From: Daniel J Sebald
Subject: Round/curly bracket interchangeability for cell
Date: Mon, 9 Jan 2017 16:03:30 -0600
User-agent: Mozilla/5.0 (X11; Linux x86_64; rv:45.0) Gecko/20100101 Thunderbird/45.5.1

I just noticed that once a cell variable exists, round brackets may be substituted for curly brackets. I first noticed this when I encountered a simple error like the following:

octave:49> a{1} = 10;
octave:50> a{2}
error: a(2): out of bound 1

Notice that the error message has a round bracket rather than curly bracket, in light of the variable 'a' being a cell. My thinking was that the following makes more sense for an error:

error: a{2}: out of bound 1

After further examination, I found the following is acceptable:

octave:54> b{1} = "curly";
octave:55> b(2) = "round"
b =


{
  [1,1] = curly
  [1,2] = round
}

(Well, first thing, notice two spaces between "b =" and the variable contents display, is that a bug?)

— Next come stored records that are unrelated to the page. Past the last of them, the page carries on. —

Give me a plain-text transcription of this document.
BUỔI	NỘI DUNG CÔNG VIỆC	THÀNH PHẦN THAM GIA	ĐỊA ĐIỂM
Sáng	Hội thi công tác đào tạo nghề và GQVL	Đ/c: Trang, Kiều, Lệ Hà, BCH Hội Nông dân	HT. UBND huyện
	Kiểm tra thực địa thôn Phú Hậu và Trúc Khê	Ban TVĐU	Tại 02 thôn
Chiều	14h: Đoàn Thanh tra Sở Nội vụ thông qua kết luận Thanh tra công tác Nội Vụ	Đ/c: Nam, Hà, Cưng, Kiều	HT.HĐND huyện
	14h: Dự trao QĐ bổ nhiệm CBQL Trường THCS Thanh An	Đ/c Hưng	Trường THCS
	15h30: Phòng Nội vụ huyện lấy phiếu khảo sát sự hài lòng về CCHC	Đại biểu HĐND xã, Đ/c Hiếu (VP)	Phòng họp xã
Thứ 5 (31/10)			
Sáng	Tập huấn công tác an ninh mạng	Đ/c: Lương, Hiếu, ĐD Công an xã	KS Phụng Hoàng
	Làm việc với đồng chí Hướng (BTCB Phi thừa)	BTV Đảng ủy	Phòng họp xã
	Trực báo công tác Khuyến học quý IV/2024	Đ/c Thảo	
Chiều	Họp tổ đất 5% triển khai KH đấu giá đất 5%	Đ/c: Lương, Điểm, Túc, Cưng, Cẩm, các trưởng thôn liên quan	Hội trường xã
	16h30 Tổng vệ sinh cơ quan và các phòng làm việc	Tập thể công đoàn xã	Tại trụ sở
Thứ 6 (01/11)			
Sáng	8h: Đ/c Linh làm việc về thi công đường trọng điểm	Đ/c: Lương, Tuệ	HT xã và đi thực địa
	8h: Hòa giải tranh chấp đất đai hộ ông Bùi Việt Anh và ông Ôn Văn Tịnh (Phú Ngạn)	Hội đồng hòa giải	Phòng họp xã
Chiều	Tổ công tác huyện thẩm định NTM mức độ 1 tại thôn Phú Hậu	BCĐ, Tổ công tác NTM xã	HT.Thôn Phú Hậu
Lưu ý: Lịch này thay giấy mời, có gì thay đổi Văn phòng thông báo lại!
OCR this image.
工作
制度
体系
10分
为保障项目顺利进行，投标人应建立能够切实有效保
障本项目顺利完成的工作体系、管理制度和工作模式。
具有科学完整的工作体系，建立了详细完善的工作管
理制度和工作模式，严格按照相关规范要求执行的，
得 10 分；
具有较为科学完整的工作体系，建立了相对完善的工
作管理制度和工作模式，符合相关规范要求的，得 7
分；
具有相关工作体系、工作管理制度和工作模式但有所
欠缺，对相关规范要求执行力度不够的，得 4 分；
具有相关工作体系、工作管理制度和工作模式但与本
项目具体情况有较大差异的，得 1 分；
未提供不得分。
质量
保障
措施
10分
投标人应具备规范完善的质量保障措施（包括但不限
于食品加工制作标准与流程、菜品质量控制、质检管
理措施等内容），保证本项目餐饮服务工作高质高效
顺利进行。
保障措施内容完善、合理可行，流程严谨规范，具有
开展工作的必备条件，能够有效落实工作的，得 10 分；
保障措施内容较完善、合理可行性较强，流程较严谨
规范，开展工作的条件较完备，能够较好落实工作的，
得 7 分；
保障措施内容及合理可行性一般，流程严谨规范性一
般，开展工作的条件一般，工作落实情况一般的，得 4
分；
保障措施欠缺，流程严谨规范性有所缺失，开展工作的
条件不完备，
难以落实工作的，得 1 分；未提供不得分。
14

I don't know if this curly/round bracket is a compatibility issue, but I would think this is too free use of round brackets and can cause more confusion than anything. I mean, it is difficult enough for someone learning the language to comprehend the difference between a cell and an array. Then introduce the idea that if I first use curly bracket, from then on I can write lines of code that use the round bracket to index that cell. Being a new user, one might type by mistake "()" rather than "{}" and be completely confused. Even an experienced user wouldn't like reading code that did such a thing.